The model was trained on only 40 images, and while it manages an F1 score 0.90, it is in no way extremely generalizable, it was done as a simple project, to test if a CNN could be trained from scratch on a small dataset.

# Main Idea:
The code emphasizes readability, simplicity and ease of understanding. It is meant to be looked at if you are starting out with TensorFlow and looking into building your own model.
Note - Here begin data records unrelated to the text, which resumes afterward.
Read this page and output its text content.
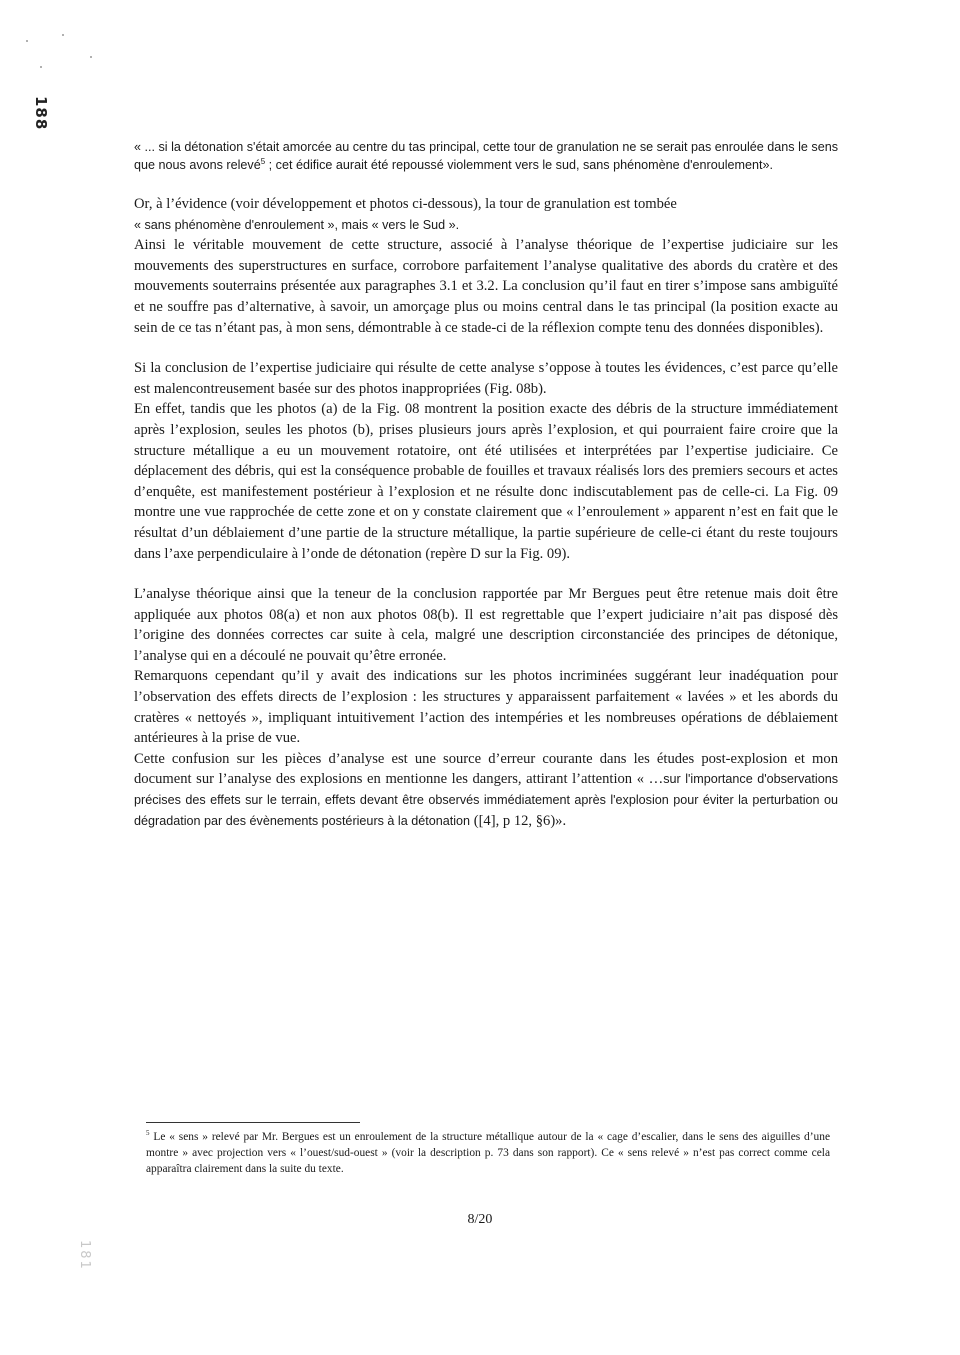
188
181

« ... si la détonation s'était amorcée au centre du tas principal, cette tour de granulation ne se serait pas enroulée dans le sens que nous avons relevé$^5$ ; cet édifice aurait été repoussé violemment vers le sud, sans phénomène d'enroulement».

Or, à l’évidence (voir développement et photos ci-dessous), la tour de granulation est tombée
« sans phénomène d'enroulement », mais « vers le Sud ».

Ainsi le véritable mouvement de cette structure, associé à l’analyse théorique de l’expertise judiciaire sur les mouvements des superstructures en surface, corrobore parfaitement l’analyse qualitative des abords du cratère et des mouvements souterrains présentée aux paragraphes 3.1 et 3.2. La conclusion qu’il faut en tirer s’impose sans ambiguïté et ne souffre pas d’alternative, à savoir, un amorçage plus ou moins central dans le tas principal (la position exacte au sein de ce tas n’étant pas, à mon sens, démontrable à ce stade-ci de la réflexion compte tenu des données disponibles).

Si la conclusion de l’expertise judiciaire qui résulte de cette analyse s’oppose à toutes les évidences, c’est parce qu’elle est malencontreusement basée sur des photos inappropriées (Fig. 08b).

En effet, tandis que les photos (a) de la Fig. 08 montrent la position exacte des débris de la structure immédiatement après l’explosion, seules les photos (b), prises plusieurs jours après l’explosion, et qui pourraient faire croire que la structure métallique a eu un mouvement rotatoire, ont été utilisées et interprétées par l’expertise judiciaire. Ce déplacement des débris, qui est la conséquence probable de fouilles et travaux réalisés lors des premiers secours et actes d’enquête, est manifestement postérieur à l’explosion et ne résulte donc indiscutablement pas de celle-ci. La Fig. 09 montre une vue rapprochée de cette zone et on y constate clairement que « l’enroulement » apparent n’est en fait que le résultat d’un déblaiement d’une partie de la structure métallique, la partie supérieure de celle-ci étant du reste toujours dans l’axe perpendiculaire à l’onde de détonation (repère D sur la Fig. 09).

L’analyse théorique ainsi que la teneur de la conclusion rapportée par Mr Bergues peut être retenue mais doit être appliquée aux photos 08(a) et non aux photos 08(b). Il est regrettable que l’expert judiciaire n’ait pas disposé dès l’origine des données correctes car suite à cela, malgré une description circonstanciée des principes de détonique, l’analyse qui en a découlé ne pouvait qu’être erronée.

Remarquons cependant qu’il y avait des indications sur les photos incriminées suggérant leur inadéquation pour l’observation des effets directs de l’explosion : les structures y apparaissent parfaitement « lavées » et les abords du cratères « nettoyés », impliquant intuitivement l’action des intempéries et les nombreuses opérations de déblaiement antérieures à la prise de vue.

Cette confusion sur les pièces d’analyse est une source d’erreur courante dans les études post-explosion et mon document sur l’analyse des explosions en mentionne les dangers, attirant l’attention « …sur l'importance d'observations précises des effets sur le terrain, effets devant être observés immédiatement après l'explosion pour éviter la perturbation ou dégradation par des évènements postérieurs à la détonation ([4], p 12, §6)».

$^5$ Le « sens » relevé par Mr. Bergues est un enroulement de la structure métallique autour de la « cage d’escalier, dans le sens des aiguilles d’une montre » avec projection vers « l’ouest/sud-ouest » (voir la description p. 73 dans son rapport). Ce « sens relevé » n’est pas correct comme cela apparaîtra clairement dans la suite du texte.

8/20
There are only two files, one for data loading, and one for the model definition, training and testing.

# Examples:
![alt text](example/image.jpg "Input image") ![alt text](example/prediction.png "Predicted segmentation")
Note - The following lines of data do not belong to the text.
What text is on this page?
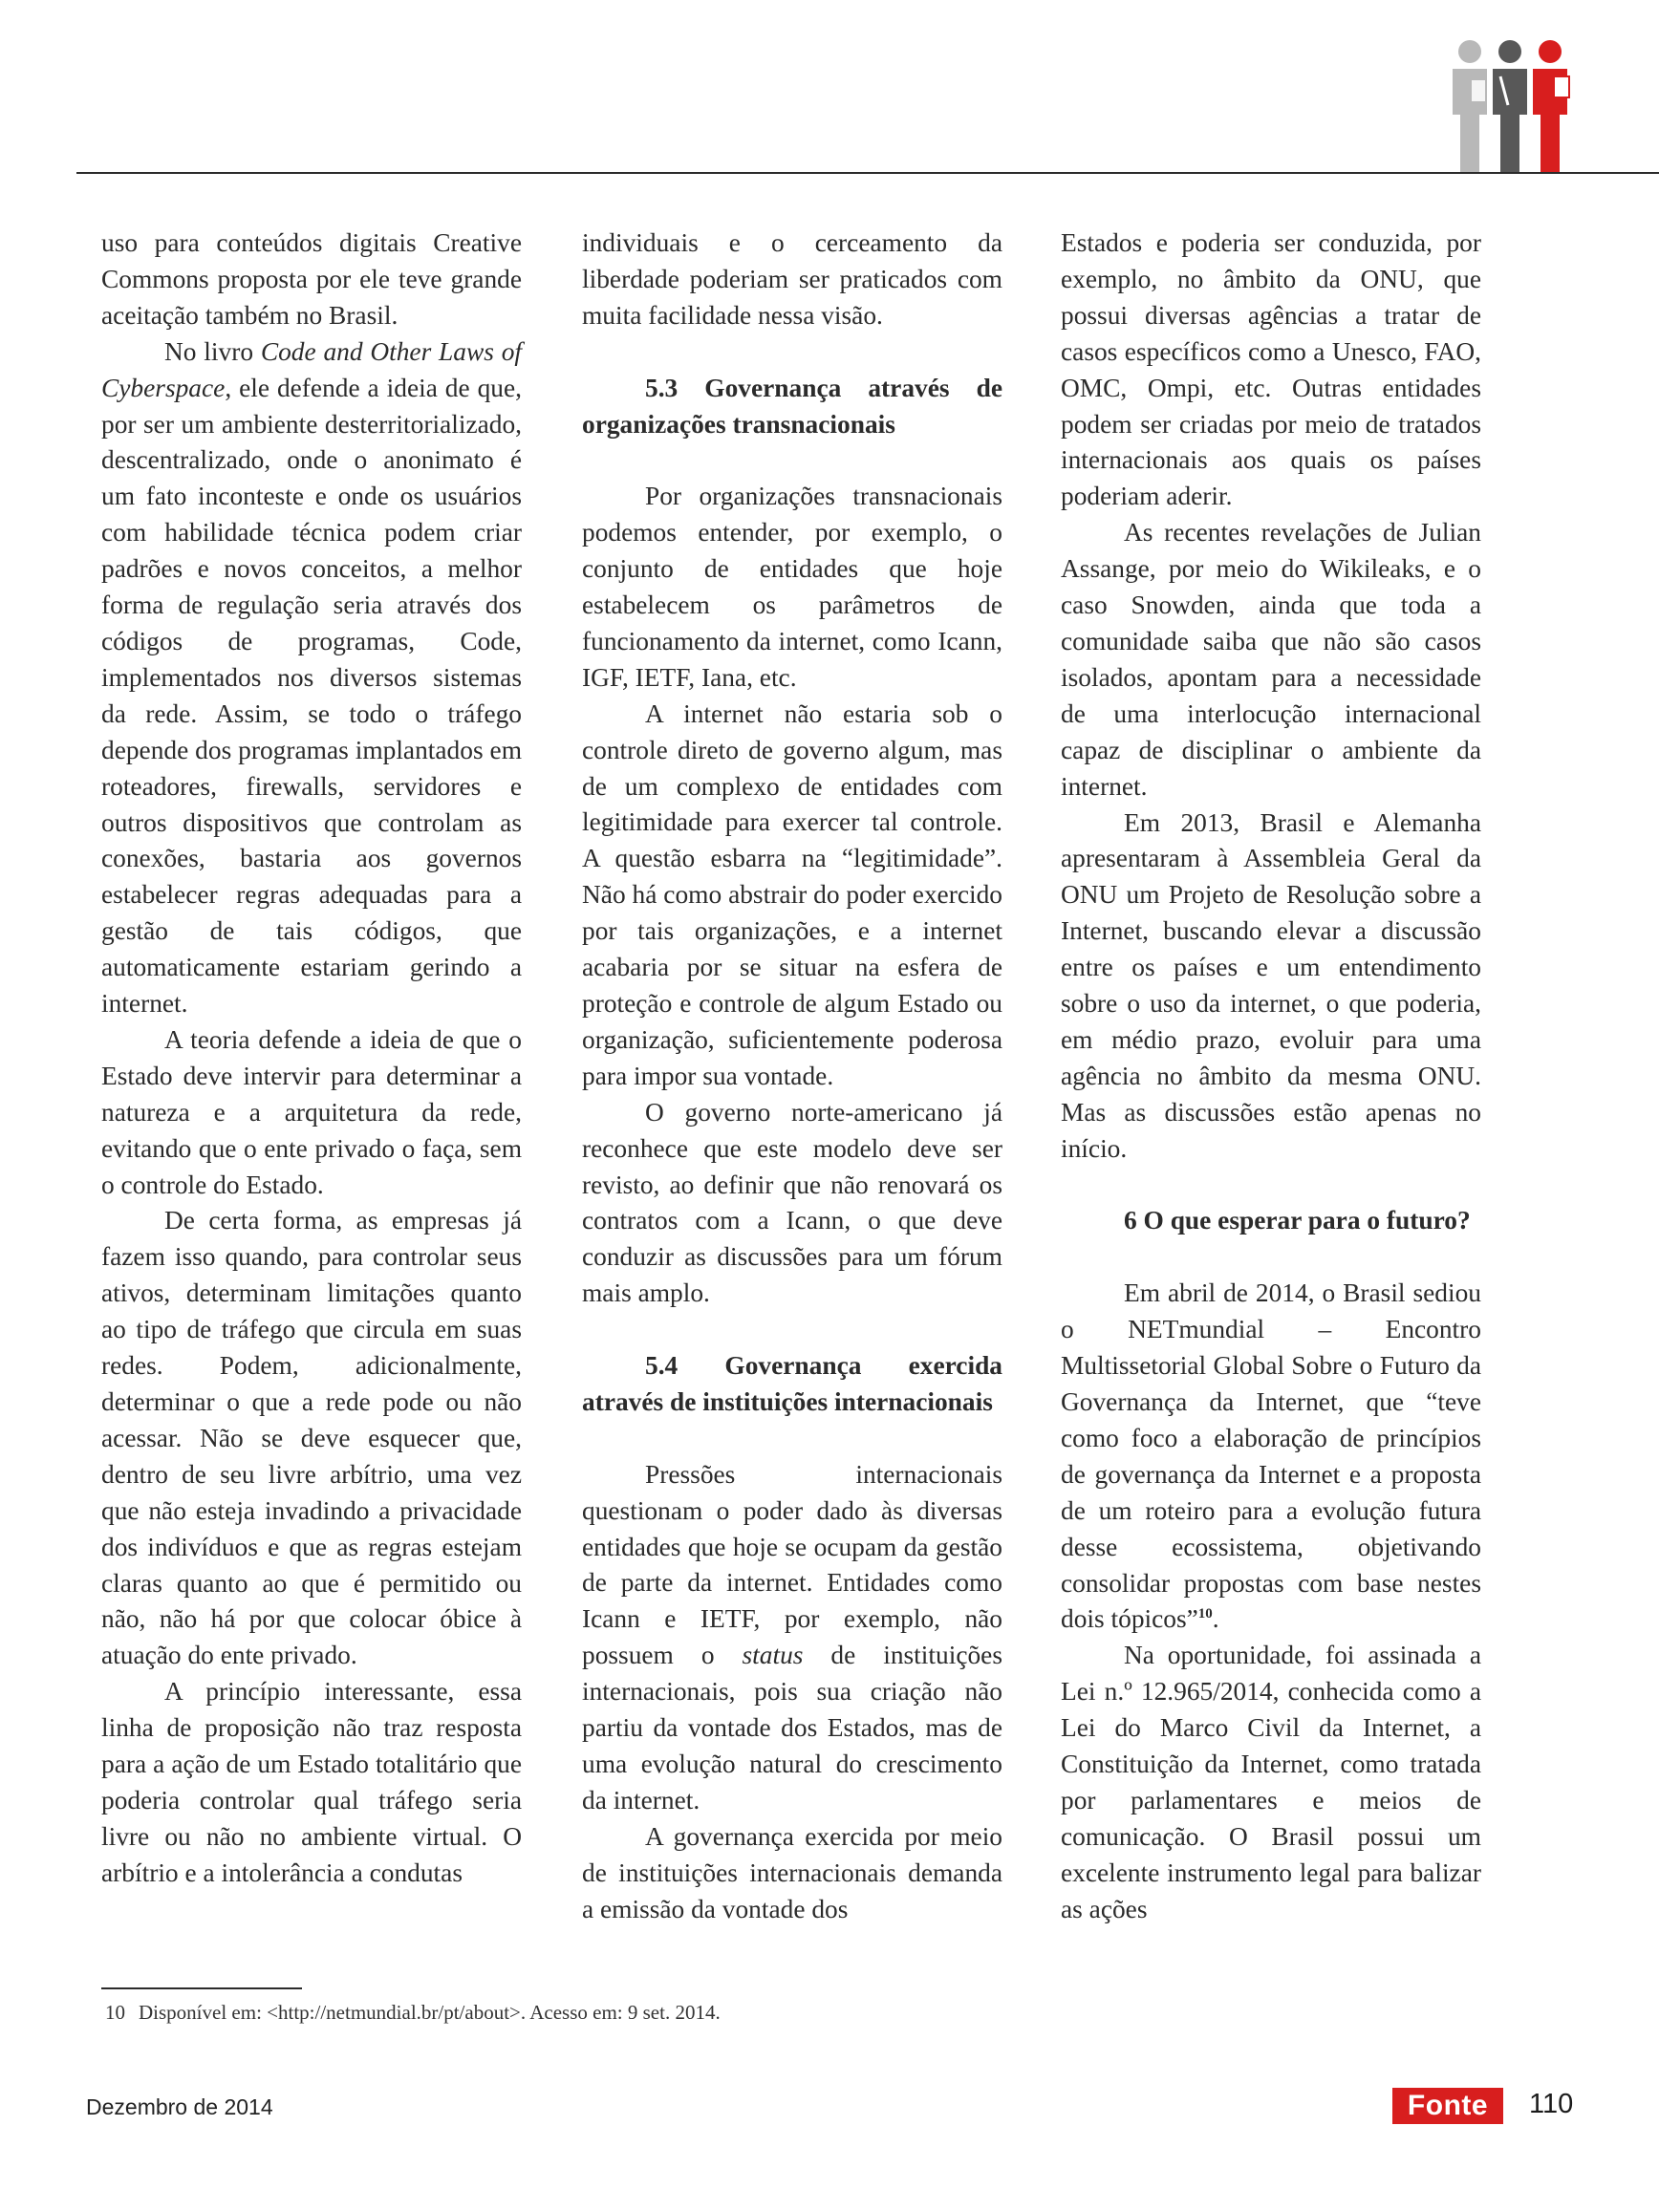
uso para conteúdos digitais Creative Commons proposta por ele teve grande aceitação também no Brasil.

No livro Code and Other Laws of Cyberspace, ele defende a ideia de que, por ser um ambiente desterritorializado, descentralizado, onde o anonimato é um fato inconteste e onde os usuários com habilidade técnica podem criar padrões e novos conceitos, a melhor forma de regulação seria através dos códigos de programas, Code, implementados nos diversos sistemas da rede. Assim, se todo o tráfego depende dos programas implantados em roteadores, firewalls, servidores e outros dispositivos que controlam as conexões, bastaria aos governos estabelecer regras adequadas para a gestão de tais códigos, que automaticamente estariam gerindo a internet.

A teoria defende a ideia de que o Estado deve intervir para determinar a natureza e a arquitetura da rede, evitando que o ente privado o faça, sem o controle do Estado.

De certa forma, as empresas já fazem isso quando, para controlar seus ativos, determinam limitações quanto ao tipo de tráfego que circula em suas redes. Podem, adicionalmente, determinar o que a rede pode ou não acessar. Não se deve esquecer que, dentro de seu livre arbítrio, uma vez que não esteja invadindo a privacidade dos indivíduos e que as regras estejam claras quanto ao que é permitido ou não, não há por que colocar óbice à atuação do ente privado.

A princípio interessante, essa linha de proposição não traz resposta para a ação de um Estado totalitário que poderia controlar qual tráfego seria livre ou não no ambiente virtual. O arbítrio e a intolerância a condutas

individuais e o cerceamento da liberdade poderiam ser praticados com muita facilidade nessa visão.

5.3 Governança através de organizações transnacionais

Por organizações transnacionais podemos entender, por exemplo, o conjunto de entidades que hoje estabelecem os parâmetros de funcionamento da internet, como Icann, IGF, IETF, Iana, etc.

A internet não estaria sob o controle direto de governo algum, mas de um complexo de entidades com legitimidade para exercer tal controle. A questão esbarra na “legitimidade”. Não há como abstrair do poder exercido por tais organizações, e a internet acabaria por se situar na esfera de proteção e controle de algum Estado ou organização, suficientemente poderosa para impor sua vontade.

O governo norte-americano já reconhece que este modelo deve ser revisto, ao definir que não renovará os contratos com a Icann, o que deve conduzir as discussões para um fórum mais amplo.

5.4 Governança exercida através de instituições internacionais

Pressões internacionais questionam o poder dado às diversas entidades que hoje se ocupam da gestão de parte da internet. Entidades como Icann e IETF, por exemplo, não possuem o status de instituições internacionais, pois sua criação não partiu da vontade dos Estados, mas de uma evolução natural do crescimento da internet.

A governança exercida por meio de instituições internacionais demanda a emissão da vontade dos

Estados e poderia ser conduzida, por exemplo, no âmbito da ONU, que possui diversas agências a tratar de casos específicos como a Unesco, FAO, OMC, Ompi, etc. Outras entidades podem ser criadas por meio de tratados internacionais aos quais os países poderiam aderir.

As recentes revelações de Julian Assange, por meio do Wikileaks, e o caso Snowden, ainda que toda a comunidade saiba que não são casos isolados, apontam para a necessidade de uma interlocução internacional capaz de disciplinar o ambiente da internet.

Em 2013, Brasil e Alemanha apresentaram à Assembleia Geral da ONU um Projeto de Resolução sobre a Internet, buscando elevar a discussão entre os países e um entendimento sobre o uso da internet, o que poderia, em médio prazo, evoluir para uma agência no âmbito da mesma ONU. Mas as discussões estão apenas no início.

6 O que esperar para o futuro?

Em abril de 2014, o Brasil sediou o NETmundial – Encontro Multissetorial Global Sobre o Futuro da Governança da Internet, que “teve como foco a elaboração de princípios de governança da Internet e a proposta de um roteiro para a evolução futura desse ecossistema, objetivando consolidar propostas com base nestes dois tópicos”$^{10}$.

Na oportunidade, foi assinada a Lei n.º 12.965/2014, conhecida como a Lei do Marco Civil da Internet, a Constituição da Internet, como tratada por parlamentares e meios de comunicação. O Brasil possui um excelente instrumento legal para balizar as ações

10 Disponível em: <http://netmundial.br/pt/about>. Acesso em: 9 set. 2014.
Dezembro de 2014	Fonte	110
Free stock image taken from [Pixabay](https://pixabay.com/)

# Explanation of Code Snippets:
Convolution is done with the tf.layers.conv2d layer, like so:
```python
def conv_with_bn(x, no_of_filters, kernel_size, training, strides=[1, 1], activation=tf.nn.relu, use_bias=True, name=None):
conv = tf.layers.conv2d(x, no_of_filters, kernel_size, strides, padding='SAME', activation=activation,
use_bias=use_bias, kernel_initializer=tf.contrib.layers.xavier_initializer(), name=name)
conv = tf.layers.batch_normalization(conv, training=training)

return conv
```
Downsampling is done again with the same convolutional layer, only with the strides changed to 2.
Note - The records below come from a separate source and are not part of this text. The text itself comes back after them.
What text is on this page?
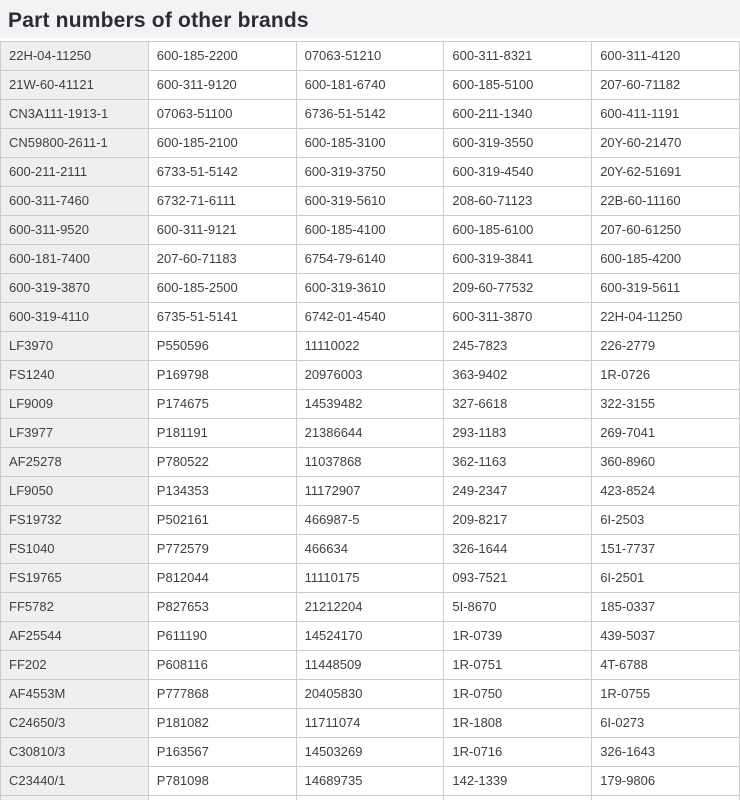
Part numbers of other brands
22H-04-11250	600-185-2200	07063-51210	600-311-8321	600-311-4120
21W-60-41121	600-311-9120	600-181-6740	600-185-5100	207-60-71182
CN3A111-1913-1	07063-51100	6736-51-5142	600-211-1340	600-411-1191
CN59800-2611-1	600-185-2100	600-185-3100	600-319-3550	20Y-60-21470
600-211-2111	6733-51-5142	600-319-3750	600-319-4540	20Y-62-51691
600-311-7460	6732-71-6111	600-319-5610	208-60-71123	22B-60-11160
600-311-9520	600-311-9121	600-185-4100	600-185-6100	207-60-61250
600-181-7400	207-60-71183	6754-79-6140	600-319-3841	600-185-4200
600-319-3870	600-185-2500	600-319-3610	209-60-77532	600-319-5611
600-319-4110	6735-51-5141	6742-01-4540	600-311-3870	22H-04-11250
LF3970	P550596	11110022	245-7823	226-2779
FS1240	P169798	20976003	363-9402	1R-0726
LF9009	P174675	14539482	327-6618	322-3155
LF3977	P181191	21386644	293-1183	269-7041
AF25278	P780522	11037868	362-1163	360-8960
LF9050	P134353	11172907	249-2347	423-8524
FS19732	P502161	466987-5	209-8217	6I-2503
FS1040	P772579	466634	326-1644	151-7737
FS19765	P812044	11110175	093-7521	6I-2501
FF5782	P827653	21212204	5I-8670	185-0337
AF25544	P611190	14524170	1R-0739	439-5037
FF202	P608116	11448509	1R-0751	4T-6788
AF4553M	P777868	20405830	1R-0750	1R-0755
C24650/3	P181082	11711074	1R-1808	6I-0273
C30810/3	P163567	14503269	1R-0716	326-1643
C23440/1	P781098	14689735	142-1339	179-9806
Upsampling is done via transpose convolutions:
```python
def trans_conv_with_bn(x, no_of_filters, kernel_size, training, strides=[2, 2], activation=tf.nn.relu, use_bias=True, name=None):
conv = tf.layers.conv2d_transpose(x, no_of_filters, kernel_size, strides, padding='SAME', activation=activation,
use_bias=use_bias, kernel_initializer=tf.contrib.layers.xavier_initializer(), name=name)
conv = tf.layers.batch_normalization(conv, training=training)
return conv
```

The model itself is defined in the inference function:
```python
def inference(image_tensor, is_training):
"""Runs image through the network and returns predicted mask."""

print('Building Network for Inference...')

conv0 = conv_with_bn(image_tensor, 64, [3, 3], is_training, name='conv0')
down0 = conv_with_bn(conv0, 64, [3, 3], is_training, [2, 2], name='down0')

conv1 = conv_with_bn(down0, 128, [3, 3], is_training, name='conv1')
down1 = conv_with_bn(conv1, 128, [3, 3], is_training, [2, 2], name='down1')

conv2 = conv_with_bn(down1, 256, [3, 3], is_training, name='conv2')
down2 = conv_with_bn(conv2, 256, [3, 3], is_training, [2, 2], name='down2')

conv3 = conv_with_bn(down2, 512, [3, 3], is_training, name='conv3')
down3 = conv_with_bn(conv3, 512, [3, 3], is_training, [2, 2], name='down3')

up3 = trans_conv_with_bn(down3, 512, [3, 3], is_training, name='up3')
unconv3 = conv_with_bn(up3, 512, [3, 3], is_training, name='unconv3')

up2 = trans_conv_with_bn(unconv3, 256, [3, 3], is_training, name='up2')
unconv2 = conv_with_bn(up2, 256, [3, 3], is_training, name='unconv2')

up1 = trans_conv_with_bn(unconv2, 128, [3, 3], is_training, name='up1')
unconv1 = conv_with_bn(up1, 128, [3, 3], is_training, name='unconv1')

up0 = trans_conv_with_bn(unconv1, 64, [3, 3], is_training, name='up0')
unconv0 = conv_with_bn(up0, 64, [3, 3], is_training, name='unconv0')

pred = conv_with_bn(unconv0, NUM_CLASSES, [
3, 3], is_training, activation=None, use_bias=False, name='pred')

print('Done, network built.')
return pred
```
As can be seen, the model has 9 convolutional layers and calculates upto 512 feature maps. The architecture is simple to understand, the focus here is on readability.

# TODOs:
1. Add model graph for visualization.
2. Comment code for further readability.
3. Extend and explain the input pipeline.